The rule of thumb for many Americans heading into retirement, is the 4% rule.
What is the 4% rule?
The 4% rule dictates that if one has a million dollars saved and that person takes out 4% annually, they will never run out of money, no matter how long their retirement lasts.
While the general rule is useful when it comes to making a savings target, in real life the rule is less concrete than some would like to admit. That's, according to the panel discussion at TheStreet's Retirement, Tax & Income Strategies symposium, hosted by Retirement Daily Editor Robert Powell.
The challenge with this rule is that it does not take into account the constant risks inherent in life. So, for instance, the constantly changing economy or even individual risks themselves.

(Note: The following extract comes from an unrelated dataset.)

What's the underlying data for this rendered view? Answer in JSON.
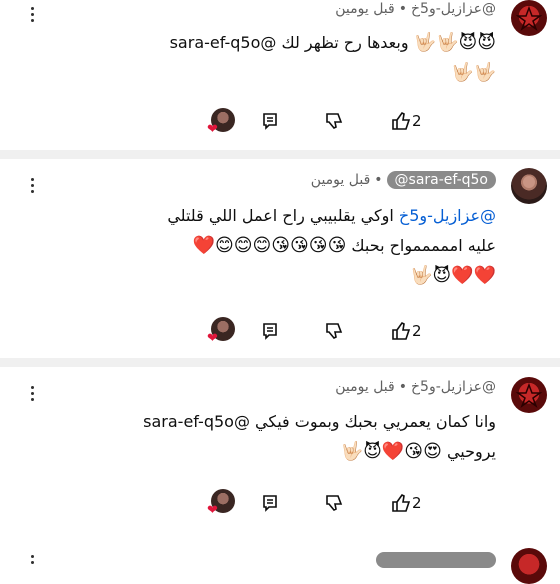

"Expense risk in retirement planning is something we ignore a lot of times. The 4% rule says if you have a million dollars, you can spend 4% every year and never run out of money. But what it doesn't tell you is that 4% may not be enough to cover expenses," Dirk Cotton, author of the blog Retirement Café says.
The average retiree can expect to pay between $200,000 and $300,000 in medical expenses throughout their golden years.
"The basic problem with retirement services, they use simulations incorrectly, and people interpret results as concrete. People use those tools that make ridiculous assumptions thinking that they will have a set amount of money to spend annually," Cotton said.